Uma das médiuns que lá estavam levantou e começou a mexer com a platéia (assistência) e disse que seu nome era Estrela Azul de Cosme, algo assim. Nunca ouvi esse nome de erê, mas como meu amigo havia me alertado que algumas entidades vinham mais de raiz do candomblé, eu aceitei, pois não conheço totalmente as entidades que se manifestam nos cultos candomblecistas. Porém, essa confiança caiu por terra, quando o erê se levantou, pegou um saquinho de plástico e começou a passar na assistência pedindo dinheiro e dizendo que não podia ser pouco, tinha que ser nota grande. Isso me revoltou na mesma hora! Ele ainda confirmava que quem não desse dinheiro pro Papai do Céu ia ter a vida e as necessidades dificultadas, porque tem que aprender a dar.

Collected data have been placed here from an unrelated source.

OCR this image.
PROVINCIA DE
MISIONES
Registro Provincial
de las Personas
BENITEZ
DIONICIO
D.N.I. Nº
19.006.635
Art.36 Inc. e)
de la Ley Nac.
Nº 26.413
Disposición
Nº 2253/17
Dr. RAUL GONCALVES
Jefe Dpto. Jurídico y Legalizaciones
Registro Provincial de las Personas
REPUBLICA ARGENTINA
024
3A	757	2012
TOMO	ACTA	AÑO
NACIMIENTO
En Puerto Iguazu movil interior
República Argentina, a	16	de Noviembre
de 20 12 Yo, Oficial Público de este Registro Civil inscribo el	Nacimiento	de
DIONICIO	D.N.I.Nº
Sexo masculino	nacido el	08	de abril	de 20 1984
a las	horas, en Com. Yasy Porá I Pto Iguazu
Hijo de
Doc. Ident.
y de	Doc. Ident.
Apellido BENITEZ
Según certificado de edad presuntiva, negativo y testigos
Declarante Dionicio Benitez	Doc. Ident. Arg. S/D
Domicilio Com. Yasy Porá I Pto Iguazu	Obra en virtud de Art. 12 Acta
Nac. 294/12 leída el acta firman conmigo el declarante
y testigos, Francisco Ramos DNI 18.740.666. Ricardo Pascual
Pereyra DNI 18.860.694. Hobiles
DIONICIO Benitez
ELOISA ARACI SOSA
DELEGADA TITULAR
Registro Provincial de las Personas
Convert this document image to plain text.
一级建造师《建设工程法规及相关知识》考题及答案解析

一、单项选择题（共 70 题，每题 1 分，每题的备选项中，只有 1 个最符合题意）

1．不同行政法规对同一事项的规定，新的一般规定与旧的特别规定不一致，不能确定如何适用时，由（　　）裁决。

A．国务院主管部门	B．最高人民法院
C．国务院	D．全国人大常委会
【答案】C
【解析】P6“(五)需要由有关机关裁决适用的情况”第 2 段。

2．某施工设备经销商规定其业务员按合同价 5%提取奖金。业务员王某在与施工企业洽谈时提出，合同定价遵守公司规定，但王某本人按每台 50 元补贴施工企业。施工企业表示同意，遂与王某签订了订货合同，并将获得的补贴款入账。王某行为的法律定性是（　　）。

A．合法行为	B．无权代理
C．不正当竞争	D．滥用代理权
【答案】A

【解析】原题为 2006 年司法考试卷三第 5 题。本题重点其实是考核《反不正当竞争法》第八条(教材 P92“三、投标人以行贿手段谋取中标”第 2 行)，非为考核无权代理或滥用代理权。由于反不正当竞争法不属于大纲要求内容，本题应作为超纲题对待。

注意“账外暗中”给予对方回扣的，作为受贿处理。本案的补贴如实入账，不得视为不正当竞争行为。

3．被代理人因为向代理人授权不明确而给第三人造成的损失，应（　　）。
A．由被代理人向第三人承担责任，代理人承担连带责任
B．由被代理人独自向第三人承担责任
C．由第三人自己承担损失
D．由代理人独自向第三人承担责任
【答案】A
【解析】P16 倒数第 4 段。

Eu olhava as pessoas que lá estavam e via gente bem de vida, mas também gente bem humilde. Não é possível que uma entidade espiritual peça isso. Entristeci de vez e olhei pela primeira vez no relógio e já haviam se passado quase 12 horas de gira. Estava ali sem fome ou sede, ou vontade de ir no banheiro durante todo esse tempo. Uma espécie de transe hipnótico que só foi despertado após esse pedido de dinheiro.

Os erês depois de muita farra foram embora e deram lugar aos Baianos ou Cangaceiros como eles se chamaram e o Zé Baiano se manifestou na Mãe do Terreiro e olhou diretamente para mim no fundo do terreiro e me ofereceu Cachaça. Eu refutei educadamente, dizendo a ele que iria dirigir e não podia beber e o mesmo rebateu com:

– Tu não confia na espiritualidade? Tome aqui o tanto que quiser que tu não vai ser pego pelos macacos não.

Macaco é o nome usado para designar os policiais, porém agora estava lúcido e sabia que uma entidade jamais iria pedir para infringir a lei dos homens para algo puramente banal como tomar um copo de cachaça. Nisso meu amigo havia ido para o atabaque (pois o fluxo lá tanto de médium, quanto de curimbeiro era constante. Qualquer um que sentia irradiação, incorporava e ia girar lá dentro) e percebi que ele começou a ficar irradiado e seu Zé Pelintra se manifestou nele, anunciando que em breve viria o povo da esquerda para fechar os trabalhos. Pedi para falar com ele, pois confio na idoneidade desse amigo e seu Zé me foi tão carinhoso, me deu tantas palavras bonitas e cheias de sabedoria, que entendi que era chegada a hora de ir embora.

Dei tchau a entidade e avisei a minha companheira na época de que precisávamos ir. Ao entrar no carro, notei que o relógio digital apontava o horário de 01 da manhã. Acredito que tenha sido a mais longa gira que eu tenha tomado parte e também uma das mais confusas na minha mente.